If you want to know the basic facts about Yair Lapid (b. 1963, long-time journalist, son of late MK Tommy Lapid etc), check out his Wikipedia page (page views January 16: 329. Page views January 22: 9501). He is fluent in English.
But what are his views?
Lapid, the leader of Yesh Atid, has expressed significant concern about the growing share of the Israeli population that is ultra-orthodox (haredi) and the drain they place on state resources. The Israeli middle class is left holding the bag. According to a Jerusalem Post reporter, Yaakok Lappin, “Lapid is playing on the middle class’s anger at the political system, which diverts funds to the Haredi world and to settlements but does not appear to give anything back to the secular professionals who are the backbone of the economy.” To haredi youth, Lapid said, “We can’t continue to subsidize you.” He has taken on the “mantle of defender of Israel’s middle class.”
He seems to respect religion but want separation:
[R]eligion should not be involved in Israeli politics, that it is bad for religion and for politics. Yesh Atid is not an anti-religious party. Being anti-religious is not our banner. When it comes to matters of religion and state, my first choice would always be dialogue.
He further lamented, “the tyranny of extremist rabbis” but rejected being labeled “anti-haredi.”
He did not center his campaign on fighting Iran or dealing with the Palestinians. In October, Lapid did distance himself from Netanyahu’s Iran policy, calling for better ties with the US and more emphasis on sanctions.
In the same interview, he took a mixed approach to the Palestinian question: “I am not a leftist. I think the Palestinians should blame mostly themselves. After the disengagement, instead of building hospitals and schools, they fired rockets. But if an Israeli prime minister would be really determined to have negotiations, there would be negotiations.” He would make concessions: “Our goal should be a Jewish majority in Israel, so we will have to withdraw from territories minus the blocs.” He opposed annexation of Area C, about 60% of the West Bank, calling the idea “anti-Zionist.” He wants negotiations but wants to hold onto Jerusalem (much to Emily Hauser’s dismay).

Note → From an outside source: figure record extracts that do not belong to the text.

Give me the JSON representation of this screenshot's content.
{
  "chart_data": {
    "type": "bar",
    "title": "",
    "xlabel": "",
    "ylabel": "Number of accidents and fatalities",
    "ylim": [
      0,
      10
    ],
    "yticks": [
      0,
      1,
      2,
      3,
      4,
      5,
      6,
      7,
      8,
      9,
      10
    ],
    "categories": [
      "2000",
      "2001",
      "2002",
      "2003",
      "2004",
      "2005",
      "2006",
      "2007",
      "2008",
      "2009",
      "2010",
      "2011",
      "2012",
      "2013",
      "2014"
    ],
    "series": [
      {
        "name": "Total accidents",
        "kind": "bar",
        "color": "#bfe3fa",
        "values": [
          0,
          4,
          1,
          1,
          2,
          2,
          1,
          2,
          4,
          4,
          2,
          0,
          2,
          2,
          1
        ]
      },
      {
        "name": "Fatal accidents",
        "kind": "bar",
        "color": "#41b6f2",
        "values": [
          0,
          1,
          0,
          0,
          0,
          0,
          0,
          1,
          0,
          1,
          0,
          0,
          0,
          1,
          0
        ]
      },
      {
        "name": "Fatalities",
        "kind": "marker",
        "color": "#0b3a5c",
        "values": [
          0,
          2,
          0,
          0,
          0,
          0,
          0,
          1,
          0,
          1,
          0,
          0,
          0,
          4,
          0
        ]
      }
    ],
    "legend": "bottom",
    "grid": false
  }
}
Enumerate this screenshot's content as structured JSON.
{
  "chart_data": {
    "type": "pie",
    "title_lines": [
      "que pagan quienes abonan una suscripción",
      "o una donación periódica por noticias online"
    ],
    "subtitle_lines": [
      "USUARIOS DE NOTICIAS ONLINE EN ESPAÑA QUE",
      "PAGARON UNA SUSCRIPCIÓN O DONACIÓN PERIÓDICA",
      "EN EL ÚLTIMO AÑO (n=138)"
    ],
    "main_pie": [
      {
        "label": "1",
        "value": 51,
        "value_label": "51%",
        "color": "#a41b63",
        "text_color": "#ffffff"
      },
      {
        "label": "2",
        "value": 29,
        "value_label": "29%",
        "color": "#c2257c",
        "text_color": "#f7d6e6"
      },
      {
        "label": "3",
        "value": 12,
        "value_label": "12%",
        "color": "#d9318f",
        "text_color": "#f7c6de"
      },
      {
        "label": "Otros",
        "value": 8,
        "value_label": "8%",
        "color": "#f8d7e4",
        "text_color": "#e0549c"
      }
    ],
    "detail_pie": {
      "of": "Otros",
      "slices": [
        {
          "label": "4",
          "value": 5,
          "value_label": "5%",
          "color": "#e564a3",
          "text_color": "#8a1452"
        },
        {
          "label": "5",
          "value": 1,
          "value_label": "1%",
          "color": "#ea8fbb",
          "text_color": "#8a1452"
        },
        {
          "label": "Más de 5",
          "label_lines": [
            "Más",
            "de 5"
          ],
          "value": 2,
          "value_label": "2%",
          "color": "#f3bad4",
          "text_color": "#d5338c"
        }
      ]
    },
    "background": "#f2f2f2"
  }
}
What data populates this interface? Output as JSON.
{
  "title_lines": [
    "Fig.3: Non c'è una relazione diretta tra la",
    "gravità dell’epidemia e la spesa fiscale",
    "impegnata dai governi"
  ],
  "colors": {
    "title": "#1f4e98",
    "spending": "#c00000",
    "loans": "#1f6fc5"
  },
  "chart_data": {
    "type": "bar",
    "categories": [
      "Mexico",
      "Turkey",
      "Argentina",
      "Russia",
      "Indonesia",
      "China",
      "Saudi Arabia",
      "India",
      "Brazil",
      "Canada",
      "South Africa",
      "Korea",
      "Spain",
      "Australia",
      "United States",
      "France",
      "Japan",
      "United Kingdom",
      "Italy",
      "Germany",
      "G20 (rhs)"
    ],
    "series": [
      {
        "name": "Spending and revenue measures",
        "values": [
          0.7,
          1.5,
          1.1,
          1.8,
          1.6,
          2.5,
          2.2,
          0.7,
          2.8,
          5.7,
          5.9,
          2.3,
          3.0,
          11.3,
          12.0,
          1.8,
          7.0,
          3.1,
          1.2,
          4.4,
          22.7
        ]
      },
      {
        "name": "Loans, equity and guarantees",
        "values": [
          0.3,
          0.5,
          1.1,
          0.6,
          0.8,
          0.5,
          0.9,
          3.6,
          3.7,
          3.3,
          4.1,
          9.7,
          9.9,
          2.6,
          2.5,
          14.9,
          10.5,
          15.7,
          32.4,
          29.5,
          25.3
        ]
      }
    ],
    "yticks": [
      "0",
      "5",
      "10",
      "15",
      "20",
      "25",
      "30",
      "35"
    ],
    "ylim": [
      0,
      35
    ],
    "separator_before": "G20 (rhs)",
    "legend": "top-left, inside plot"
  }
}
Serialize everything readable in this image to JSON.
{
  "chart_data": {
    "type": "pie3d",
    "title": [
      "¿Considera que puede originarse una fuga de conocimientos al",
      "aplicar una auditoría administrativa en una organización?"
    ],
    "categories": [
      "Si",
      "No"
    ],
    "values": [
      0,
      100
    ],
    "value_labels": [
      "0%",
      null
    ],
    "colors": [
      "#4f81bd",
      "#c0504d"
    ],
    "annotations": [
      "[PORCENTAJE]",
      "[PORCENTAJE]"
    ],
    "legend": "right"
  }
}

Both right and left have approached negotiations incorrectly: “You don’t come to negotiations only with an olive branch, the way the left does, or only with a gun, the way the right does.” What is the correct frame? “You come to find a solution. We’re not looking for a happy marriage with the Palestinians, but for a divorce agreement we can live with.”
To Aluf Benn, he is “a security-oriented leftist or soft-rightist.” To Amir Mizroch, an agent of change like Obama and “kingmaker to King Bibi.” To Dimi Reider, an “ultra-centrist candidate…who avoided taking any remotely controversial stand on almost any issue.” Reider added, “Lapid is no Rabin.” Yet when it all started, Harriet Sherwood of the Guardian wrote Lapid is “seen as an honest man of the people.”
It does boil down to centrism – a little this, a little that. For haredi service, but not anti-religious. Against Iran, but not as aggressively as Netanyahu. Critiquing left and right vis a vis the Palestinians. West Bank withdrawal, yes, Jerusalem and blocs, no.
Can someone like that be an effective political leader in Israel today? Time will tell. Or as my co-blogger Brent Sasley wrote back in October, “It remains to be seen if Lapid can hold to the balancing act he’s developed.”
What has he done so far? First, he did not form an electoral bloc with the other center-left parties, Labor and Hatenuah (Livni), despite talk of doing so. Second, and more importantly, he led Yesh Atid to great success in the election. (a few campaign details here) That is impressive but campaigning is not the same as governing. Next stop to prove his mettle: coalition negotiations.